December 2: Python Binary Data Services

As part of the Python Standard Library traversal, today we're following up yesterday's text processing services with the binary data services: struct and codecs.

Highlights

  • codecs.encode("foo", "rot13") 😍
  • Now I know about yet another formatting language in Python. Thanks, struct.

struct

Convert between Python values and C structs (which get presented as bytes). You can pack and unpack values according to format strings that you pass on. You can also use iter_unpack and unpack_from for efficient handling of larger structs.

Format strings

By default, you get proper system-appropriate byte order and alignment, but you can change those with the first character of the format string. Other than that, you get a typical type-based placeholder language, aka yet-another formatting language yaay?

codecs

This module defines base classes for codecs: encoders and decoders. Most of the ones included with Python are for text/byte conversion. codecs.encode() and codecs.decode() do what string.encode() and bytes.decode() do. With codecs.lookup(name) you can get a CodecInfo object, which gives you direct access to a streamwriter, a streamreader, encode and decode functionality and incremental encoding and decoding.
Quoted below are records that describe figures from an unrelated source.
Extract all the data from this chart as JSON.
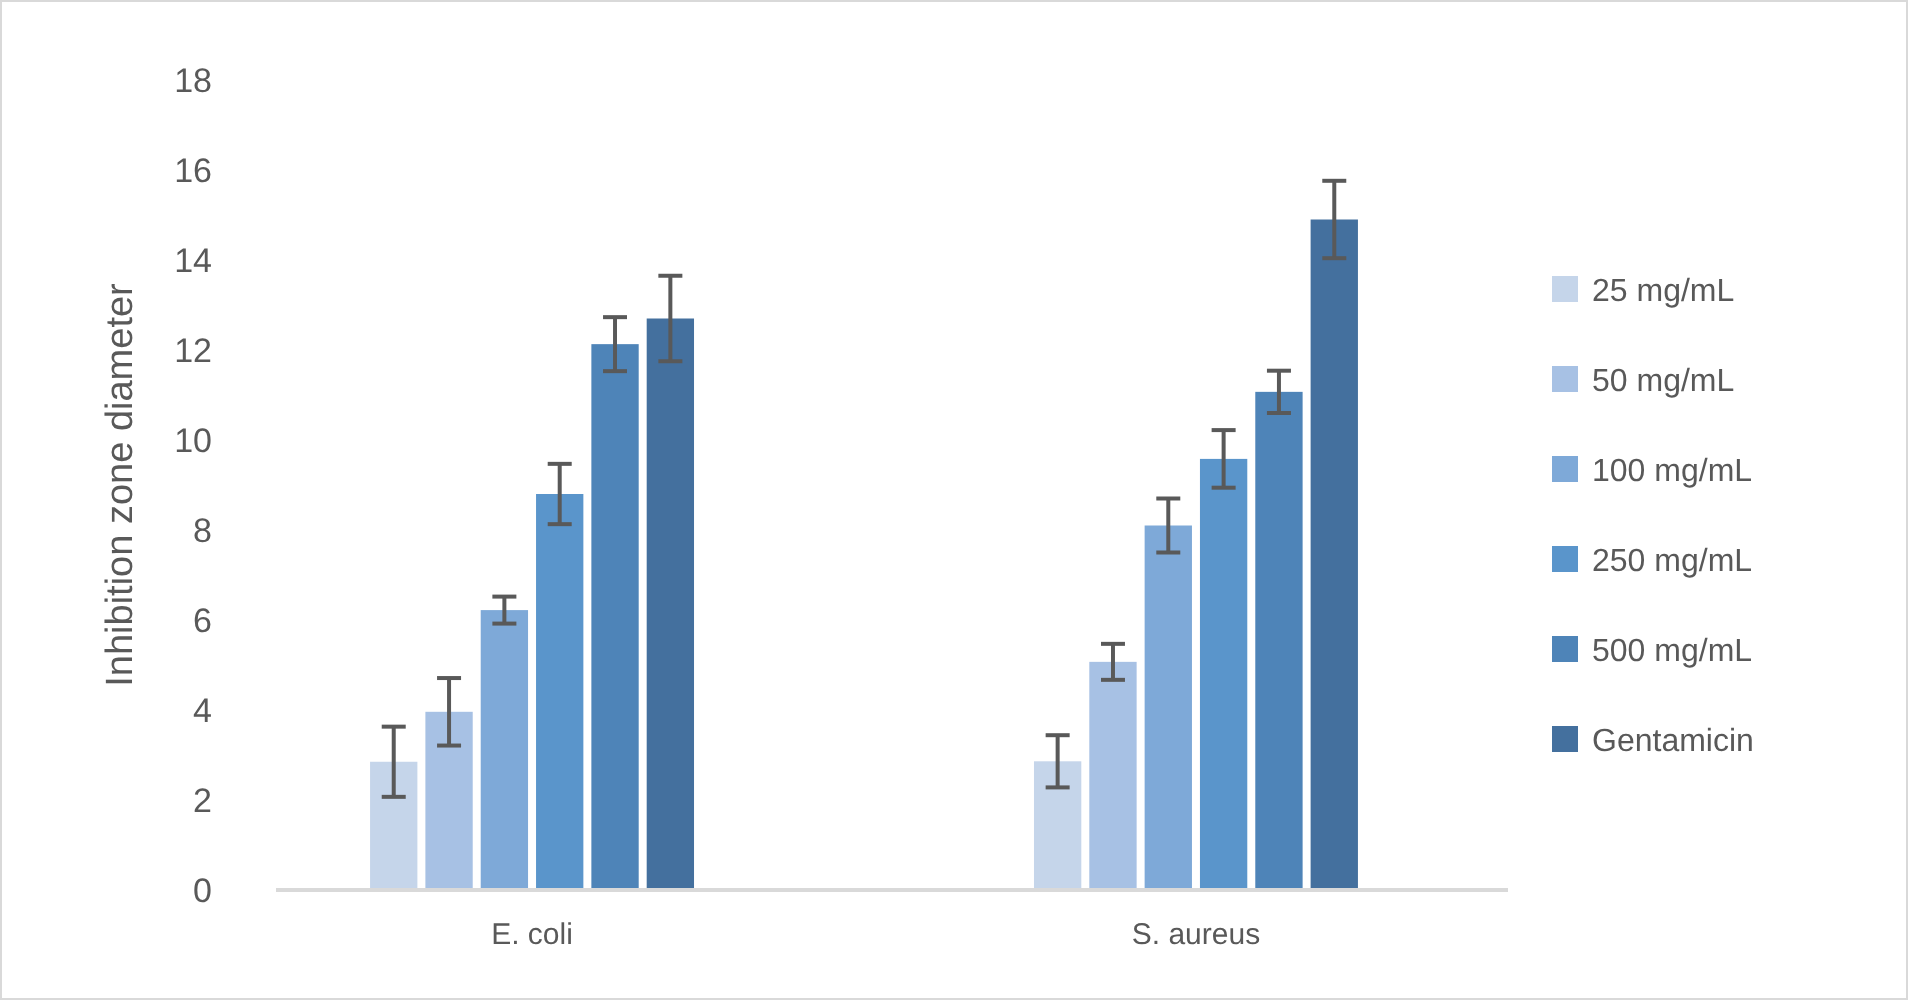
{
  "chart_data": {
    "type": "bar",
    "ylabel": "Inhibition zone diameter",
    "categories": [
      "E. coli",
      "S. aureus"
    ],
    "ylim": [
      0,
      18
    ],
    "yticks": [
      0,
      2,
      4,
      6,
      8,
      10,
      12,
      14,
      16,
      18
    ],
    "grid": false,
    "legend": "right",
    "series": [
      {
        "name": "25 mg/mL",
        "color": "#c5d5ea",
        "values": [
          2.85,
          2.86
        ],
        "errors": [
          0.78,
          0.58
        ]
      },
      {
        "name": "50 mg/mL",
        "color": "#a7c1e4",
        "values": [
          3.96,
          5.07
        ],
        "errors": [
          0.75,
          0.4
        ]
      },
      {
        "name": "100 mg/mL",
        "color": "#7ea9d8",
        "values": [
          6.22,
          8.1
        ],
        "errors": [
          0.3,
          0.6
        ]
      },
      {
        "name": "250 mg/mL",
        "color": "#5a95cb",
        "values": [
          8.8,
          9.58
        ],
        "errors": [
          0.67,
          0.64
        ]
      },
      {
        "name": "500 mg/mL",
        "color": "#4e84b8",
        "values": [
          12.13,
          11.07
        ],
        "errors": [
          0.6,
          0.47
        ]
      },
      {
        "name": "Gentamicin",
        "color": "#44709e",
        "values": [
          12.7,
          14.9
        ],
        "errors": [
          0.95,
          0.86
        ]
      }
    ]
  }
}
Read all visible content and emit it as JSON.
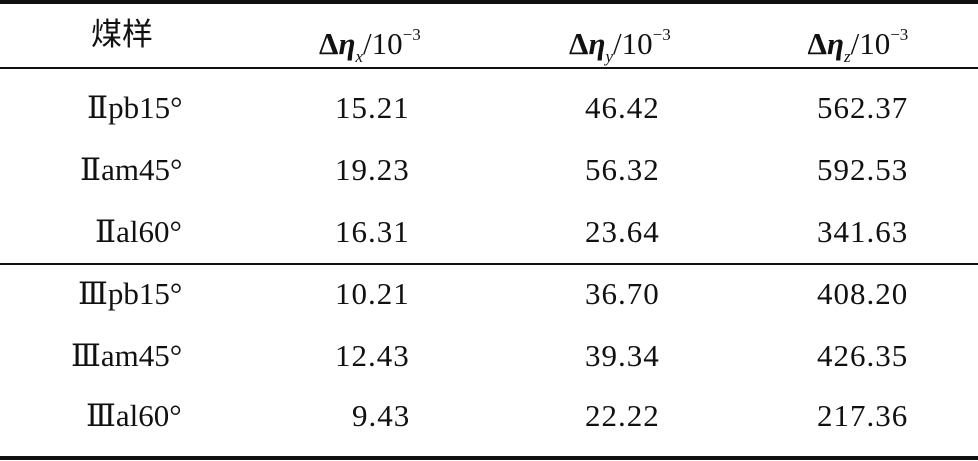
{
  "table": {
    "header": [
      "煤样",
      {
        "delta": "Δ",
        "symbol": "η",
        "sub": "x",
        "unit": "/10",
        "sup": "−3"
      },
      {
        "delta": "Δ",
        "symbol": "η",
        "sub": "y",
        "unit": "/10",
        "sup": "−3"
      },
      {
        "delta": "Δ",
        "symbol": "η",
        "sub": "z",
        "unit": "/10",
        "sup": "−3"
      }
    ],
    "rows": [
      [
        "Ⅱpb15°",
        "15.21",
        "46.42",
        "562.37"
      ],
      [
        "Ⅱam45°",
        "19.23",
        "56.32",
        "592.53"
      ],
      [
        "Ⅱal60°",
        "16.31",
        "23.64",
        "341.63"
      ],
      [
        "Ⅲpb15°",
        "10.21",
        "36.70",
        "408.20"
      ],
      [
        "Ⅲam45°",
        "12.43",
        "39.34",
        "426.35"
      ],
      [
        "Ⅲal60°",
        "9.43",
        "22.22",
        "217.36"
      ]
    ]
  }
}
If you have codecs of your own, you can register() them. codecs.open() behaves like general open(), but is restricted to binary modes. If you need to do weird transcoding magic, use EncodedFile. codecs also defines BOM constants for when you have to meddle with platform dependent data.

Codec Base Classes

Executive summary: You can implement your own Codec subclasses, and it's neither impossible nor particularly painuful. You have to implement stateless encoding and decoding as well as stream reading and writing . Additionally, you are encouraged to support at least the two main kinds of error handling, strict and ignore, and optionally further error modes. The module provides base classes for incremental encoding and decoding, and stream encoding and decoding.

Standard Encodings

Python comes with a bunch of standard encodings, not just the usual utf-8, latin-1 etc. If you ever need weird encodings, you'll be thankful for it. Some of these are specific to Python itself and have no application outside the language domain. Naq gurer vf nyfb EBG13 fhccbeg.

idna

encodings.idna is there to transform non-ASCII characters in domain names into those xn-- strings, with ToASCII() and ToUnicode(). It also provides the nameprep() function, which normalizes domains, mostly by lowercasing them. If you're looking at this, please use the idna package from PyPI instead, as encodings.idna only supports an outdated RFC.